Hedge funds have responded well amid wide market fluctuations at the beginning of 2015, according to a report by French asset management firm Lyxor.
The start of the year saw a high degree of volatility among all asset classes fuelled by continued concern over oil prices.
Equities fell as economic activity dropped in December, compounded by seemingly endless Eurozone woes as a Greek exit once again becomes a real possibility.
The report also says that commodity trading adviser funds performed strongly on short commodities and long dollar trades.

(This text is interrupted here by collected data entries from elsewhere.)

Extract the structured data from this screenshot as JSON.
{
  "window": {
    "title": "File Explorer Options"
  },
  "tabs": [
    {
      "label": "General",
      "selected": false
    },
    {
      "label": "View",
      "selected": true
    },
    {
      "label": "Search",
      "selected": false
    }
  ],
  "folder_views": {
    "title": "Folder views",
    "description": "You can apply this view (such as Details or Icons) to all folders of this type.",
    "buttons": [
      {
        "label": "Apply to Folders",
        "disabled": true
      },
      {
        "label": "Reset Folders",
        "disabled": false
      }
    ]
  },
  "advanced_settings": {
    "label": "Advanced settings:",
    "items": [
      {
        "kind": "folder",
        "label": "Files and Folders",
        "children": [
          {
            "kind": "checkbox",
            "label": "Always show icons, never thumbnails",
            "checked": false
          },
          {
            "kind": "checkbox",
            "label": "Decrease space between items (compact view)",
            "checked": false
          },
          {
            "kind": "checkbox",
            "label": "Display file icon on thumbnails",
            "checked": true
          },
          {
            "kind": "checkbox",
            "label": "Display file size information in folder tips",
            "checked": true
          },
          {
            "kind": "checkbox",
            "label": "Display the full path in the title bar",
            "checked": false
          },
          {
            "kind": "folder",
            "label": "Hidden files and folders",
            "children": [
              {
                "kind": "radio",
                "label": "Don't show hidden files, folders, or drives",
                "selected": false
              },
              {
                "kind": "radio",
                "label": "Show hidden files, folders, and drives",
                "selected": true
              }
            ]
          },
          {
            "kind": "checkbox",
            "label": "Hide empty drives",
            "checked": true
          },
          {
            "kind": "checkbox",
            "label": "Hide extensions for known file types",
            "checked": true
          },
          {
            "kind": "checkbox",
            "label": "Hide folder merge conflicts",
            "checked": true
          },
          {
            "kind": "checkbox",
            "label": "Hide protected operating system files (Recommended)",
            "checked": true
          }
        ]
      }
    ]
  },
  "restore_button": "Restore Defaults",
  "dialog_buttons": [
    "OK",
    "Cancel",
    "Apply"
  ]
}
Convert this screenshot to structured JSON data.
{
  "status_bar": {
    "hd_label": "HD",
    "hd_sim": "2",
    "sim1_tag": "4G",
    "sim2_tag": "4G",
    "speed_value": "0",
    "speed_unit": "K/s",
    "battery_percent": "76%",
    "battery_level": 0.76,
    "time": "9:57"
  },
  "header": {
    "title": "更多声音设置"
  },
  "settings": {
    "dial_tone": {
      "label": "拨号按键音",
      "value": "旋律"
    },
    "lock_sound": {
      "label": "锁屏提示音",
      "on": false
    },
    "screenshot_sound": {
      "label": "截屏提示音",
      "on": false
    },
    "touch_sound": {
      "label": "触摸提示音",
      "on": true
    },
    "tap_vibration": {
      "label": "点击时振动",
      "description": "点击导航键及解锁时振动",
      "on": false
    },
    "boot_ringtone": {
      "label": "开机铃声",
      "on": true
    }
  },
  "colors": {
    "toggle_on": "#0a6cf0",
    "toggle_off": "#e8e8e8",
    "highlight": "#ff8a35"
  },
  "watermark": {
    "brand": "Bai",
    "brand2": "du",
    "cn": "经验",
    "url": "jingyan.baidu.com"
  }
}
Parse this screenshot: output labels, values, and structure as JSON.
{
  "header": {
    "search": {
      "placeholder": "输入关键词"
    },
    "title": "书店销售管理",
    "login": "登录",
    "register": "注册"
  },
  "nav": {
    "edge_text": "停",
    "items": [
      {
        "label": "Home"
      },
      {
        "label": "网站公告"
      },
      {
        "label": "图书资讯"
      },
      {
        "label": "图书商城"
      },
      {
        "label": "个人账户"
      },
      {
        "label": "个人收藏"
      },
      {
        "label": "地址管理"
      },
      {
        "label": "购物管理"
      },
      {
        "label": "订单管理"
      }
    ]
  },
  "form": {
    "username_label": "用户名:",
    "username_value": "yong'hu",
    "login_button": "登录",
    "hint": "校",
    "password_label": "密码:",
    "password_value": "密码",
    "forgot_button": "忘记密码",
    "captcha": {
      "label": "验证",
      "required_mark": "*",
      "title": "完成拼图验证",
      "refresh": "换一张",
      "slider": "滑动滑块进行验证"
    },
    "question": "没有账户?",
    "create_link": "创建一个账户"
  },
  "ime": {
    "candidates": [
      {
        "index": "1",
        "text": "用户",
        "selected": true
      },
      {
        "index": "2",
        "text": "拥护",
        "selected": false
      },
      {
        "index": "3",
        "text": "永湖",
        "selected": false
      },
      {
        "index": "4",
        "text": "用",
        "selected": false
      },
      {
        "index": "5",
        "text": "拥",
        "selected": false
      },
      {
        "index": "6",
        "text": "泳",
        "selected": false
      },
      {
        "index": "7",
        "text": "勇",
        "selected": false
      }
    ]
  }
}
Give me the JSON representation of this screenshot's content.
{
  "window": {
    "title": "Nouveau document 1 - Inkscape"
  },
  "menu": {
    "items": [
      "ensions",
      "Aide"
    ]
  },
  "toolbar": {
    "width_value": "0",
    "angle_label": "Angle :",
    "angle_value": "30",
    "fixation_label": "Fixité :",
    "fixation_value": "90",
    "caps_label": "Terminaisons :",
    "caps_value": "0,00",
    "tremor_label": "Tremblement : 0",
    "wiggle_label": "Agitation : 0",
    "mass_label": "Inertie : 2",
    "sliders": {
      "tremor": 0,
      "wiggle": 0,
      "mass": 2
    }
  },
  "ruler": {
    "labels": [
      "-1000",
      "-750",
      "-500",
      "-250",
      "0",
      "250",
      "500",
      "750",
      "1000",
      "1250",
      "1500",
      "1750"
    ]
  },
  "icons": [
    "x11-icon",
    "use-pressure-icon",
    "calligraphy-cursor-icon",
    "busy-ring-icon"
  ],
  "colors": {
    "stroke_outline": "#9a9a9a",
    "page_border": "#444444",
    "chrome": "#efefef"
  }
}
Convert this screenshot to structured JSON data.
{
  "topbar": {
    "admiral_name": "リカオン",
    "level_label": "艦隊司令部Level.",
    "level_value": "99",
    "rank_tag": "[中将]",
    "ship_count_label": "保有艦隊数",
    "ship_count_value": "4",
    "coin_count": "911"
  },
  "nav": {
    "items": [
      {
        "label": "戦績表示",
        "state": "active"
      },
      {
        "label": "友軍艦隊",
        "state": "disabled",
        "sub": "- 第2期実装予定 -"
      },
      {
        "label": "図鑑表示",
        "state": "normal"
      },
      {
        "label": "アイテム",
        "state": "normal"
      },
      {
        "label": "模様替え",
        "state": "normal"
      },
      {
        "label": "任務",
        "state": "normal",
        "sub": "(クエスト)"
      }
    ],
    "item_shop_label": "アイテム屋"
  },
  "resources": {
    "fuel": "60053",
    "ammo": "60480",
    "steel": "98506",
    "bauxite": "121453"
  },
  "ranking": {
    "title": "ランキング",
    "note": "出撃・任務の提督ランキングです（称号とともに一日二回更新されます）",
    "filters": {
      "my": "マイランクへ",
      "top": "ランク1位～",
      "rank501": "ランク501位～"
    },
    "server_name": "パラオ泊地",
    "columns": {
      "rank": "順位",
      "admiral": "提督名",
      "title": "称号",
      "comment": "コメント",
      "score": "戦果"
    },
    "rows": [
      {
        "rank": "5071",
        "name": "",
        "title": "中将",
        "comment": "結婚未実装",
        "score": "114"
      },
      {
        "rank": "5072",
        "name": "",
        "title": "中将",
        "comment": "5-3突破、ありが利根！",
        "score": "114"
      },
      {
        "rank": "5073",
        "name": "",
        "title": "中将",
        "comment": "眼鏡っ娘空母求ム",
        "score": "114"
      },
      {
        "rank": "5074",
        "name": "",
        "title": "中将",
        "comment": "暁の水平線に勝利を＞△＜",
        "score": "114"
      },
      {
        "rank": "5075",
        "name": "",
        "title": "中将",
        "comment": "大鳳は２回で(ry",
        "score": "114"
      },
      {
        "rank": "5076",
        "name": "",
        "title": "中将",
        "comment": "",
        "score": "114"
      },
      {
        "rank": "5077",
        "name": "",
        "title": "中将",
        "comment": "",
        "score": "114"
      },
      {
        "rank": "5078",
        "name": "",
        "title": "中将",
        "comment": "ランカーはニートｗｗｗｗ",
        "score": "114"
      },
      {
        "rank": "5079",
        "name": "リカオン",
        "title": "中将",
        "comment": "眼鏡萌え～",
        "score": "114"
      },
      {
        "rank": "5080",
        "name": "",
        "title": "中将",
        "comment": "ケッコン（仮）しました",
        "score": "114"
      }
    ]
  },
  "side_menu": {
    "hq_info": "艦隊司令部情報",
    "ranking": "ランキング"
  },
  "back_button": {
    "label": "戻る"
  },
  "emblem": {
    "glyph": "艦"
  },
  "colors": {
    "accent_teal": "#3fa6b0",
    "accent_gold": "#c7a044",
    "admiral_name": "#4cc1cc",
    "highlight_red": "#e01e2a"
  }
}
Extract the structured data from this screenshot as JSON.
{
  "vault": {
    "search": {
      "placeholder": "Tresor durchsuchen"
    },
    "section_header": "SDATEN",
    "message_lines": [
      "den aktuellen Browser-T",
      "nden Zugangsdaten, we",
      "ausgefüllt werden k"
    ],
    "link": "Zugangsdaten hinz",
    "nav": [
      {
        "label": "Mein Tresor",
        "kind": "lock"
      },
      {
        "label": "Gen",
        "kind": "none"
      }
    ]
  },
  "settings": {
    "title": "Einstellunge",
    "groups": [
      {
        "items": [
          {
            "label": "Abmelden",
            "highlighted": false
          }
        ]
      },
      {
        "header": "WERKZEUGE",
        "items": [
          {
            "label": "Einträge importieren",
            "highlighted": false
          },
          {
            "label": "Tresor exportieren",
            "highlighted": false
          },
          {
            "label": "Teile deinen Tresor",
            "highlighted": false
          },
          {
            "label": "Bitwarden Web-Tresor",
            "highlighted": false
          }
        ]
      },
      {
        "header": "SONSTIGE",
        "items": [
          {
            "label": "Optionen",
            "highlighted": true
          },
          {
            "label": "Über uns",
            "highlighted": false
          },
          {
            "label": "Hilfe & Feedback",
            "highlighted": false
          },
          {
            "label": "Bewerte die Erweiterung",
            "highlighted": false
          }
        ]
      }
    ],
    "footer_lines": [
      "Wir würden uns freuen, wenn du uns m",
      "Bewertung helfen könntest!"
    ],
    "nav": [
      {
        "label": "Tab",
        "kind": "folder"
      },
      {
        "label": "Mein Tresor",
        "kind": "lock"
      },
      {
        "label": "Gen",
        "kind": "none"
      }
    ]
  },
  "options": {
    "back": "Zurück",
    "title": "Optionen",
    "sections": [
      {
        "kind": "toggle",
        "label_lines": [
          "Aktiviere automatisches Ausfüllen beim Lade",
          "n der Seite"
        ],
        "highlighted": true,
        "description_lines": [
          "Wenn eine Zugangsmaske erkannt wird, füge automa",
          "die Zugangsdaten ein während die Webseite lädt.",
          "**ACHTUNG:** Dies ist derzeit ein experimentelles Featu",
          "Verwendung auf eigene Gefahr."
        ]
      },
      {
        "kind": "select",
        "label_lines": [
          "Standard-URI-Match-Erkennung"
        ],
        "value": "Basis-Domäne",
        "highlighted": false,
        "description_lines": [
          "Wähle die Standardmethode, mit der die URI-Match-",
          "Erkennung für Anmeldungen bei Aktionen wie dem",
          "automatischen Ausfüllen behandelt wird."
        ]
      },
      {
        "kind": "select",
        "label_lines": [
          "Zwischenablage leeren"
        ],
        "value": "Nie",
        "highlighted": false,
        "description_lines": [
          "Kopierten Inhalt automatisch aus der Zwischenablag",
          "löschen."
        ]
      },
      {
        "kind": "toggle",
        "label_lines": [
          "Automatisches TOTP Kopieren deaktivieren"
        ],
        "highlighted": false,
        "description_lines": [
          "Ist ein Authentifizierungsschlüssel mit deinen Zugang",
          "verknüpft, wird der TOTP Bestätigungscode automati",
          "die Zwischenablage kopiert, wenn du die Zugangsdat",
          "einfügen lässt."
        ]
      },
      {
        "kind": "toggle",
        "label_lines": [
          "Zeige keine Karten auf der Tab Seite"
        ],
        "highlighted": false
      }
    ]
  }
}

However, it hasn’t been plain sailing across the board as event-driven funds failed to bring uncorrelated returns and were still hurt by their energy sector exposure at the start of this year.
Similar good news for the hedge fund industry comes from the Eureka Hedge Fund Index that was up 0.25% in December while the MSCI World Index finished the month down 0.8%. Oil was a deciding factor for the performance of hedge funds domiciled in certain jurisdictions, with Russian hedge funds seeing a sixth consecutive month of losses in December being heavily dependent on oil exports, while Indian funds outperformed the market with gains of 39.1%.
However, despite the optimism regarding the hedge fund industry, SS&C GlobeOp says hedge fund flows declined 2.95% in January, on the back of a 0.43% advancement in December of last year. SS&C GlobeOp’s data represents 10% of the hedge fund industry’s asset under management.